De volgende API-parameters specificeren het generieke datacontract voor alle apparaatleveranciers:

Parameter Type Omschrijving
Statuscode Integer Status van de bewerking
Foutmelding String Foutmeldingen voor een mislukte bewerking
Uitgaande aanvraag String Uitgaande aanvraag verzonden naar de Power Automate-stroom (voor de bijbehorende uitgaande API-aanvraagparameter)
Stroom-URL Tekenreeks URL van de uitvoeringsgeschiedenis van de Power Automate-stroom

De stroom Apparaten ophalen heeft naast de vier vermelde parameters nog een parameter Inhoud nodig.

Parameter Type Omschrijving
Inhoud Tekenreeks Lijst met apparaten opgegeven in de volgende JSON-indeling

Indeling:

{
  "ResponseFormat": "<Format in which the responses are bundled>",
  "Devices": [
    {
      "Name": "<Device name>",
      "Model": "<Device model>",
      "SerialNumber": "<Device's unique serial number>"
    }
  ]
}

Voorbeeld:

{
  "ResponseFormat": "default",
  "Devices": [
    {
      "Name": "Device 1",
      "Model": "Thermometer",
      "SerialNumber": "AutomatedTIP1"
    },
    {
      "Name": "Device 2",
      "Model": "Weighing machine",
      "SerialNumber": "AutomatedTIP2"
    }
  ]
}

In het volgende diagram wordt getoond hoe de stroom de respons op een niet-gebonden actie verzendt in een niet-succesvol scenario.

Een schermopname met de respons die is verzonden naar een niet-gebonden actie voor een mislukt scenario.

Voor alle processen die in dit artikel worden genoemd, initieert de gebruikerstrigger de reeks acties van Dataverse naar de apparaatleverancier en terug. U kunt meldingen van succes of mislukking in de toepassing zien. Na het vernieuwen van de pagina kunt u ook de bijgewerkte gebruikersinterface zien voor een succesvolle bewerking.

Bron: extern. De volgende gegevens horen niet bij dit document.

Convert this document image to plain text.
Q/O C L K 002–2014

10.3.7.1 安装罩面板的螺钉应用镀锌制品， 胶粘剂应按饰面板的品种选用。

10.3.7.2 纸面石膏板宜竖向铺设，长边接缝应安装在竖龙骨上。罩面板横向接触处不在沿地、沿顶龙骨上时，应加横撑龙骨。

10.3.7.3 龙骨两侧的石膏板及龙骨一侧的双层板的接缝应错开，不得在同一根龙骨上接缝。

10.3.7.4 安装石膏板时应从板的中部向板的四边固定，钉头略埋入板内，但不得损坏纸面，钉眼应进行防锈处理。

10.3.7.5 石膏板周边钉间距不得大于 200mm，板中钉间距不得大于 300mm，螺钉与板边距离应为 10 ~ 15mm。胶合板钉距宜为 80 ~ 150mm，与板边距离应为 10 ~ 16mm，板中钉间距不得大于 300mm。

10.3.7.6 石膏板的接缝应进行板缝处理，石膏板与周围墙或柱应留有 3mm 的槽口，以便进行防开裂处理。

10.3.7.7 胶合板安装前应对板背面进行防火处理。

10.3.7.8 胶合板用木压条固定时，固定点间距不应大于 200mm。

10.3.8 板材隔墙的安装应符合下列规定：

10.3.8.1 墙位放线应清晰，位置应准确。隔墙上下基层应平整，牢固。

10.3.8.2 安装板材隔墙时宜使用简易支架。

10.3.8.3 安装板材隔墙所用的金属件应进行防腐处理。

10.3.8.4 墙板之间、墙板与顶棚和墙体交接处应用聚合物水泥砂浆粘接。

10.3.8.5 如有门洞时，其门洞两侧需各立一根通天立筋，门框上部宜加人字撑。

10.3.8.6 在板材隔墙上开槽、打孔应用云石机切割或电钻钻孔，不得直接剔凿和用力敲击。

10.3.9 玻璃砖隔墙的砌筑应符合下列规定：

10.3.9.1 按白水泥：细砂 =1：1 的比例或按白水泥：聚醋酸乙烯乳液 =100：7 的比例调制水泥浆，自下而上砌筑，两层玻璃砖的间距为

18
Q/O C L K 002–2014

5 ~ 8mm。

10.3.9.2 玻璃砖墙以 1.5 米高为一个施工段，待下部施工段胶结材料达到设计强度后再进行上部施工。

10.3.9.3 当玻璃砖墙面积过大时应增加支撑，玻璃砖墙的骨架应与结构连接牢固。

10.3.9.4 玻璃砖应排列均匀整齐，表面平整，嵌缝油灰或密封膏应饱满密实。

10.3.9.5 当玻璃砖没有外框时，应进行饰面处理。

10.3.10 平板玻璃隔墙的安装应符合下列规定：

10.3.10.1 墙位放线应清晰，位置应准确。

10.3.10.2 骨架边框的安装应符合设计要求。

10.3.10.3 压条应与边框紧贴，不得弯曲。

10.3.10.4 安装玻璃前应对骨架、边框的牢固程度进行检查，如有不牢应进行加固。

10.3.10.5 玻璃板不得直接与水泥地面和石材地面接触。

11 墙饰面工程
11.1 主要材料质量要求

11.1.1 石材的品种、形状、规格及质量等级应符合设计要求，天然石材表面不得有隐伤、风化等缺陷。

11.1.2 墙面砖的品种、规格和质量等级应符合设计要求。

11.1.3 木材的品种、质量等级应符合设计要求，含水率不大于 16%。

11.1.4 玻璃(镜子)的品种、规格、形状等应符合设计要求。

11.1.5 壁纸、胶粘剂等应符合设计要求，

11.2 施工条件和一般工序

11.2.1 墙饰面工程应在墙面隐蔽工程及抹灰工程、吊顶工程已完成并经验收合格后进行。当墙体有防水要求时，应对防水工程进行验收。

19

Vereisten voor integratie zonder Microsoft-partners

Voor gebruikers die de mogelijkheid integreren zonder Microsoft-partners moet u de volgende instellingen hebben:

  1. Twee privé-eindpunten om een verbinding tot stand te brengen met uw Azure-tenant. Eén eindpunt is voor Azure Key Vault en het andere eindpunt is voor de Azure Event Hubs-service. Voor verbeterde beveiliging raden we u aan de privé-eindpunten in een virtueel netwerk te implementeren.

  2. Een multitenant-app voor het verzenden van de verzonden apparaatgegevens naar uw Azure-tenant. U moet de bijbehorende toepassings-id opgeven in uw Azure-tenant. Met deze toepassingsregistratie wordt ook de toegang geverifieerd tot de sleutelkluis van het privé-eindpunt.

  3. De Power Automate-stromen die zijn gespecificeerd in de sectie Partnerintegratie en die de genoemde triggers gebruiken. Gebruik de opgegeven inkomende aangepaste API's om de responsen te verwerken in Dataverse.

Notitie

Als u test zonder een apparaatleverancier, configureert u de Power Automate-stromen zonder de partnerintegratiestappen.